Cornwall. Just hearing the name makes me happy, evoking thoughts of breathtaking scenery, rugged coastlines, enticing surf, delicious ice-cream, salty hair, sandy toes and all the things I look for to reenergise and recuperate.
In 2005, a close friend of ours took us to the Pentire headland in North Cornwall and I fell in love with the area. My husband and I have been back many times since to explore the surrounding area.
Last year I was set the task of learning to surf for a children’s TV show and I was hooked from the second I caught my first wave. I’m now the proud owner of a Cornish-made surfboard and I get a huge thrill, not to mention a hard workout, every time I wade out into the waves.
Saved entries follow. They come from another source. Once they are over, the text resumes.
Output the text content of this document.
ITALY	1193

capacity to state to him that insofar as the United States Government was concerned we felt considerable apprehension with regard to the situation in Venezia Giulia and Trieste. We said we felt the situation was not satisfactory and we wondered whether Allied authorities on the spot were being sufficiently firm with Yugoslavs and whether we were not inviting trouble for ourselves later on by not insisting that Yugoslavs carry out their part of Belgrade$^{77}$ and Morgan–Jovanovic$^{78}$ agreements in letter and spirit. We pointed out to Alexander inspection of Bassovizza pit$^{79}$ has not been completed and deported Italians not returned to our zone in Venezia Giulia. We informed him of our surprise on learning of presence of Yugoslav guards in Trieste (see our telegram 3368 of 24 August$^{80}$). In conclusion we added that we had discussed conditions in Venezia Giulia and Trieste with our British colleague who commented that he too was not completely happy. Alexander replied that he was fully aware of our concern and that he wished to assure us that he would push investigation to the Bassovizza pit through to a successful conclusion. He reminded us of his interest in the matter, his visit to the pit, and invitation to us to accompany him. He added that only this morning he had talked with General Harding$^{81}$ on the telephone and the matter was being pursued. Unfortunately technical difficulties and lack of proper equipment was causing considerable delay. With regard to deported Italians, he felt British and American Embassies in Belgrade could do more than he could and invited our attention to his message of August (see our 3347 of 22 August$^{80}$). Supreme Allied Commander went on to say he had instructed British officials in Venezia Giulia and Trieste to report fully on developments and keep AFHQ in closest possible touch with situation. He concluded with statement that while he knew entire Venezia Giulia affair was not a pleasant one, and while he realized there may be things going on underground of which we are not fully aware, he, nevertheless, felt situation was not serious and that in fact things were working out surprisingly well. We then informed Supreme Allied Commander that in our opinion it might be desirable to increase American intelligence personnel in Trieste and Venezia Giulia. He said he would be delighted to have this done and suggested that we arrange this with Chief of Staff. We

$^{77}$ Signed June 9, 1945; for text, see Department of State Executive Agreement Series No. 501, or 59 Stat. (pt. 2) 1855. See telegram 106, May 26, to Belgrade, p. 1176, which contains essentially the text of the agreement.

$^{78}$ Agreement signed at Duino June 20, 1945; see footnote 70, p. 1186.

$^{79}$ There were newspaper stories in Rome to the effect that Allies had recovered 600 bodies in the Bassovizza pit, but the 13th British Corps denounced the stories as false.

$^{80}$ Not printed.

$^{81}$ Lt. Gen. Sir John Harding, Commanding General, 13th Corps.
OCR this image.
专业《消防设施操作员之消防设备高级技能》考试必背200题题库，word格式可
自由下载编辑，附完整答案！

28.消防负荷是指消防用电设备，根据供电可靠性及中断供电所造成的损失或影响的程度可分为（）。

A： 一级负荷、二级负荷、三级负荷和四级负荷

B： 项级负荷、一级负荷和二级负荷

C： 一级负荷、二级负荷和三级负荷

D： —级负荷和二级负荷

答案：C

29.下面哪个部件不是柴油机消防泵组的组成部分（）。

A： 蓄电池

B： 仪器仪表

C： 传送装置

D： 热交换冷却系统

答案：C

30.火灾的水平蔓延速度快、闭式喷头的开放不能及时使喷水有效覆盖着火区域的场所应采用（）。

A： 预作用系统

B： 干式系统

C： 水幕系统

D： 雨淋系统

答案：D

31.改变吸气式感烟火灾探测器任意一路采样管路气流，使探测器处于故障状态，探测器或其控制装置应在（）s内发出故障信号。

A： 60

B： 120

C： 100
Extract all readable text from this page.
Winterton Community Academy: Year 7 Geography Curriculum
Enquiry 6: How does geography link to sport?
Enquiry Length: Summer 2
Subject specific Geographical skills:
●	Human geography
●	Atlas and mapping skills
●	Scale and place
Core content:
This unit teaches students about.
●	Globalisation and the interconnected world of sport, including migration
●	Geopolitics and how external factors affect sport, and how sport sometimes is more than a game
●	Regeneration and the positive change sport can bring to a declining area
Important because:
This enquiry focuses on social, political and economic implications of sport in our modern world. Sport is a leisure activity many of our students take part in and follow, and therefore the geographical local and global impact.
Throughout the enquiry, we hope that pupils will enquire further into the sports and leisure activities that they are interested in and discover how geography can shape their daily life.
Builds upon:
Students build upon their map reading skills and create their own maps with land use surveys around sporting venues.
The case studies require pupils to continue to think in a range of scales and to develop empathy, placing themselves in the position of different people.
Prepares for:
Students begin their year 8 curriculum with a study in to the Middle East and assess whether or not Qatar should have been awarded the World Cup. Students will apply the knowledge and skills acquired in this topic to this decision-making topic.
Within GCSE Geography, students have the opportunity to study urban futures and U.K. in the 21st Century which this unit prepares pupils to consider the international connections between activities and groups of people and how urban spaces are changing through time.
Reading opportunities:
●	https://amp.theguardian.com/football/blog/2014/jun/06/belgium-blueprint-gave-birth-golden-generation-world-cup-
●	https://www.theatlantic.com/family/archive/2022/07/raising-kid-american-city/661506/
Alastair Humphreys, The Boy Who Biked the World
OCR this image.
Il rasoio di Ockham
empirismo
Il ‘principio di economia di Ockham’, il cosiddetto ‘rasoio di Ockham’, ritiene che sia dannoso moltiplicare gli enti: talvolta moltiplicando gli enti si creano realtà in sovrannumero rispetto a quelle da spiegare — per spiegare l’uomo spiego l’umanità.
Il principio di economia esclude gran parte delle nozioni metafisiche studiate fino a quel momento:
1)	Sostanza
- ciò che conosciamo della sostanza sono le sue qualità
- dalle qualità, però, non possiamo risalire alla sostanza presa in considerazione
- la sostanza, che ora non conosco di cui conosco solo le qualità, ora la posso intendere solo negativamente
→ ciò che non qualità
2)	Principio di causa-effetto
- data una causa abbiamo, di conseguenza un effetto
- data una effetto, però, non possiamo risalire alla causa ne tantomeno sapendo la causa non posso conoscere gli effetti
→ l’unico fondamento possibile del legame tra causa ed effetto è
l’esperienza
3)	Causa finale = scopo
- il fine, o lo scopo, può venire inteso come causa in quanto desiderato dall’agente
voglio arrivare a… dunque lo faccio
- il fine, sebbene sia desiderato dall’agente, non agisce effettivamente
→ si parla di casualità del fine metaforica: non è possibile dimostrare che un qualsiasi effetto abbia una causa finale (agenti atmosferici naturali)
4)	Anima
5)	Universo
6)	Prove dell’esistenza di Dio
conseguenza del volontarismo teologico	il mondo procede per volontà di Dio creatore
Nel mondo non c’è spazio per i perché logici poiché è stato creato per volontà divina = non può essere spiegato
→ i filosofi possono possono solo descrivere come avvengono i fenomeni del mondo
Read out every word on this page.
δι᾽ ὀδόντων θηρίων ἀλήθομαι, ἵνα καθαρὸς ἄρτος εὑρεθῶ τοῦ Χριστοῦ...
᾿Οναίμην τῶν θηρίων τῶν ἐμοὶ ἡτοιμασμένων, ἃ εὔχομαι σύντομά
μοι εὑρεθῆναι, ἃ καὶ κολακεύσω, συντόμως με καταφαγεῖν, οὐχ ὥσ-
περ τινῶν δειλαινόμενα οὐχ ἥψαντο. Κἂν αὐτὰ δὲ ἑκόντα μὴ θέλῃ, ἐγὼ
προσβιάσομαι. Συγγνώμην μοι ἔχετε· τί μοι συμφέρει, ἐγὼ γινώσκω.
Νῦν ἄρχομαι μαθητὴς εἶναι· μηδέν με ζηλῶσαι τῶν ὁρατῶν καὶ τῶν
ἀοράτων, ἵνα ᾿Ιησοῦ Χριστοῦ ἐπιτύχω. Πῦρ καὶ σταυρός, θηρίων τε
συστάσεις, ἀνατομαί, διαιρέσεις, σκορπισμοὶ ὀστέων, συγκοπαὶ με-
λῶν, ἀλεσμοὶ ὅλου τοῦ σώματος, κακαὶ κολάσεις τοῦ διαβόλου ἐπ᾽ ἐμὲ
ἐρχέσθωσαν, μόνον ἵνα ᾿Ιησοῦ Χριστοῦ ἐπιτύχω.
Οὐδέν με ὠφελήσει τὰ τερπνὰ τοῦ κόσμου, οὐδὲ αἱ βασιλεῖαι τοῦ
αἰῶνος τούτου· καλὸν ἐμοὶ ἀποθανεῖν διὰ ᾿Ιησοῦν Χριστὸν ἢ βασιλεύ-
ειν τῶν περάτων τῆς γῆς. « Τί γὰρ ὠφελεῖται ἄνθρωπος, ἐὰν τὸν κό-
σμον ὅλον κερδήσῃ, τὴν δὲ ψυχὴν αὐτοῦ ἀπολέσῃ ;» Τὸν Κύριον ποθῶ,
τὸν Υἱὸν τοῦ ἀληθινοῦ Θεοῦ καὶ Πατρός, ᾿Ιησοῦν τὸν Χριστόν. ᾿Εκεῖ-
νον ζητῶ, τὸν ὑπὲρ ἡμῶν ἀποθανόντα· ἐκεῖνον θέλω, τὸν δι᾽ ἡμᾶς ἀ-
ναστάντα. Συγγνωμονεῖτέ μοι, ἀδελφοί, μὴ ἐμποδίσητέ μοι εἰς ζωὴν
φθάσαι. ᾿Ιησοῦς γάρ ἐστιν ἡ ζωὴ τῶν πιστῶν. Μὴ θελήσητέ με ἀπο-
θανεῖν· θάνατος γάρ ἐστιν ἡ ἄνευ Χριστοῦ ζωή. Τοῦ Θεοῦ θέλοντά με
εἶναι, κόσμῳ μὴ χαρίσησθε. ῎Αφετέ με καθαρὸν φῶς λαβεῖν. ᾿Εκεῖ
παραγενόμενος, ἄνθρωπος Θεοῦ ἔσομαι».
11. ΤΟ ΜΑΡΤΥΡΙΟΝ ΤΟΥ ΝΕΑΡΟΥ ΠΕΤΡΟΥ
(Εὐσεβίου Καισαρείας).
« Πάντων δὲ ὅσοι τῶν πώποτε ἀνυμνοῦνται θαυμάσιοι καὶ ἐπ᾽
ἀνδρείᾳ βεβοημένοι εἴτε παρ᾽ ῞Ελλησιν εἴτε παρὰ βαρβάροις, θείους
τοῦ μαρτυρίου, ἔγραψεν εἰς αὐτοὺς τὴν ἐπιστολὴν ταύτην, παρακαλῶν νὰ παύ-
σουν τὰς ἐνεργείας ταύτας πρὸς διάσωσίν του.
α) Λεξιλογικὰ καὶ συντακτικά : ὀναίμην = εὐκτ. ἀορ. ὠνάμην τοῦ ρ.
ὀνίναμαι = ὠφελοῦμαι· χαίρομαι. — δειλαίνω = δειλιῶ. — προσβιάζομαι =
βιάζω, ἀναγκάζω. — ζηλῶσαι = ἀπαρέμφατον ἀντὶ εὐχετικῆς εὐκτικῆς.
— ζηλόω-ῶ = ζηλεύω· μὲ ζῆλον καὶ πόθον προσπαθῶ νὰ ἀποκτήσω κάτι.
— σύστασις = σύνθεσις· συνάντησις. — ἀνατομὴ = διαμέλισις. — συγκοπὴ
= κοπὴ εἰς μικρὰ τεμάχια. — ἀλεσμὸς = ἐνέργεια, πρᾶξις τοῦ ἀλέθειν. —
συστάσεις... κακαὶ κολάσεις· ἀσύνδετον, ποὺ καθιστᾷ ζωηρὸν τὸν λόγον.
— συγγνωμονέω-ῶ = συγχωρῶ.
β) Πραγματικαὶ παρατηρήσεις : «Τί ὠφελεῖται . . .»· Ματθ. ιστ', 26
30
My surfing spot of choice sits next to Pentire: Fistral Beach. The headlands at either end of the beach create some epically powerful waves, but if conditions are beyond my limits, I’m just as content to sit back and watch the pros showing off their skills.
I’m at my happiest surfing at Fistral Beach. We’ve stayed in so many places nearby that I’m surrounded by a whirl of my favourite memories. Fistral Beach Hotel and Spa is one such place and notable for its magnificent sea-view rooms.
In 2008, my then fiancé and I were looking for a wedding venue with a beach-feel and, after discovering the Watergate Bay Hotel, we knew right away that it was where we wanted to tie the knot. With its contemporary decor and panoramic sea view, it ticked all our boxes. The honeymoon suite is the best hotel room I’ve ever stayed in: it oozes luxury with a freestanding roll-top bath in the bedroom’s bay window and a top-notch breakfast from the hotel’s restaurant, Zacry’s. The hotel has undergone many enhancements in recent years – as have the prices, sadly! It now boasts spa facilities and a fabulous infinity pool…it’s my dream haven for some tranquil R&R.
Where to eat?
You can’t go wrong with the fish curry in Rick Stein’s restaurant, which is perfectly positioned right on the dog-friendly Fistral Beach. It has a laidback, casual vibe and is incredibly popular, so be prepared to enjoy a drink while a table becomes available. The curry is well worth the wait.
If you’re after a slightly more special night out, I recommend a windswept walk along the coastal path to Lewinnick Lodge. If you’re lucky, you’ll be treated to a spectacular sunset while dining on their delicious food. Just thinking about their seafood linguine makes my mouth water. And remember to keep your eyes peeled for dolphins.
The Camel Trail
If you want a little adventure, head up the Atlantic Highway to Wadebridge where, after hiring bikes, you can pick up the Camel Trail, a disused railway track that will take you to Padstow and beyond if you’re feeling fit. Bikes cost £15 per day to hire. You’re in for a 10-mile return journey, though, but it flies by as there are so many distractions to pedal past, including wonderful views, the pretty banks of wildflowers and plentiful bird life. The whole experience is an absolute joy.
Padstow rivals St Ives as the prettiest fishing port I know, but I suggest you visit out of season, if possible, as you can barely move for tourists in the summer. Once there you can grab an ice-cream at Harbour Ice or a cream tea in Cherry Trees coffee house (cream on top, obviously – you are in Cornwall!), admire local artists’ work in the many galleries and, if you’re prepared to get a bit wet, take a spin around the Camel Estuary in a speedboat. No need to book, it costs £7 per person and you’ll laugh your head off all the way round. Dry off in the breeze as you ride back, then unwind by watching the sun set over the ocean with a cold glass of wine, knowing you’ve done a decent day’s exercise and deserve it… bliss!